I grew up in what I would consider to be a small town. I graduated with 198 people in my class. I knew everyone's names and most of their stories as they walked across the stage. I graduated from the same high school my mom went to and some of my teachers even taught her too. Where I'm from, you could meet new people at work or at a party and somehow you would soon discover that you shared a mutual friend. You couldn't even run to the grocery store without running into at least one person you knew.
And I absolutely hated that.
When I was 18, and I knew the world, I HAD to get as far away from little old Mansfield as I could. And now that I'm away, I want it back.
Little did I know that moving away from home, away from your friends and family to a city that you don't know, and that doesn't know you, is terrifying. To me, the idea of moving somewhere where no one knew anything about me was fascinating. I wanted so badly to reinvent myself, to find who I was away from the comfort of my friends and family. I tried very hard to make my college town my new home, but the longer I'm here, the more I realize that it will never truly be home.
Home is where your family is.
Home is driving down the street and being able to think of a memory or a story for nearly every location you passed. Home is being able to take back roads and different routes to your best friends house because you've been there a million times. Home is where your childhood pets are buried in your backyard, where you can go to a football game on a Friday night and run into your favorite teacher from high school, and where you don't have to take a GPS to get anywhere.

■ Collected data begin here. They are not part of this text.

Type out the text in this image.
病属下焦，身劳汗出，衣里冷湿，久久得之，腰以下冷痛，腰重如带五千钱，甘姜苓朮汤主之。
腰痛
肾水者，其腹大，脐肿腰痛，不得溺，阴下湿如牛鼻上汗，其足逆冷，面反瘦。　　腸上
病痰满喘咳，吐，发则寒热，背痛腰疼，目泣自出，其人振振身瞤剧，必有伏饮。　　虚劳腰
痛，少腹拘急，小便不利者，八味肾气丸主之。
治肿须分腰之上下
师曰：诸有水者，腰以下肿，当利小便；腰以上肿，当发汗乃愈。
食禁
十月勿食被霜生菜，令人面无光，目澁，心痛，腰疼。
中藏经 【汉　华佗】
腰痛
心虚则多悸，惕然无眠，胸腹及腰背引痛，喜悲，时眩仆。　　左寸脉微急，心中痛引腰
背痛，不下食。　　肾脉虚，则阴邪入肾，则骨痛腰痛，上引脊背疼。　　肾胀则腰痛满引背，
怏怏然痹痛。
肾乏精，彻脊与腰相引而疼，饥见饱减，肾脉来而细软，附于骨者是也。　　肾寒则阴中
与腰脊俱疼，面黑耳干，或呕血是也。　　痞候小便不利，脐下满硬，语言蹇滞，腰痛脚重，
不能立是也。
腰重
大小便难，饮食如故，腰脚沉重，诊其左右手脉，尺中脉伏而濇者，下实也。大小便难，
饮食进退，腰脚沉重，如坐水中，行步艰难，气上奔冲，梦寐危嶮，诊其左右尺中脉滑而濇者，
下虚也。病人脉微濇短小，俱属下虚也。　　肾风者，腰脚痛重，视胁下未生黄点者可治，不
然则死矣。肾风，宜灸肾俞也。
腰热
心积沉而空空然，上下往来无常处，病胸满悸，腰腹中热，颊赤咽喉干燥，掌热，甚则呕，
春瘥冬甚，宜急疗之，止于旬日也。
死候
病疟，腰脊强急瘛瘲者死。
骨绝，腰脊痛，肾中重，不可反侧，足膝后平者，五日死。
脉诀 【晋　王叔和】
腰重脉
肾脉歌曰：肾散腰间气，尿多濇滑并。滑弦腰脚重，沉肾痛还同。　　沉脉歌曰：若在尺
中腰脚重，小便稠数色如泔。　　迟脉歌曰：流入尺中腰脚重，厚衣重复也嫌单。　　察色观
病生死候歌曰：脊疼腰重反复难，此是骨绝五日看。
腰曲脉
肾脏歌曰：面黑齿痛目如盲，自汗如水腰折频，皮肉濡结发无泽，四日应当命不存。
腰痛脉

My mom always said that out of all of her kids I would be the one who would never end up back at home. But, the longer I'm away, the more I realize it's where I want to end up.
Don't get me wrong, the past two years at college in Cleveland have been amazing. I have met so many amazing people, learned how to cook and clean and to take care of myself. I now have bills to pay and pets of my very own to take care of. My life here can be summed up seemingly perfectly by the song "Don't Forget to Remember Me" by Carrie Underwood (and I would be lying if I said I didn't cry every time I listen to that song.) But the most important thing that Cleveland has taught me is that I will never be a city girl the way I always thought I would be.
I always imagined myself as a 30 something-year-old dropping my kids off at their private school in my pantsuit and pumps in my Range Rover and living in a little house in a suburb outside of a huge city on a busy street. But now, I want my future kids to grow up like I did. I want my mom to babysit my kids while I'm at work, just like my grandma did for me. I want them to go fishing with their dad as I did with my dad. I want them to be able to play outside barefoot in their huge backyard and to learn how to ride their bikes on a deserted street, not on a street that is clogged with traffic every day from 4-6 pm.
For as long as I can remember, everyone has told me to "get the hell out of Mansfield" and that "there is nothing here for me." But those people were wrong. Mansfield is home. And it's where I want to be.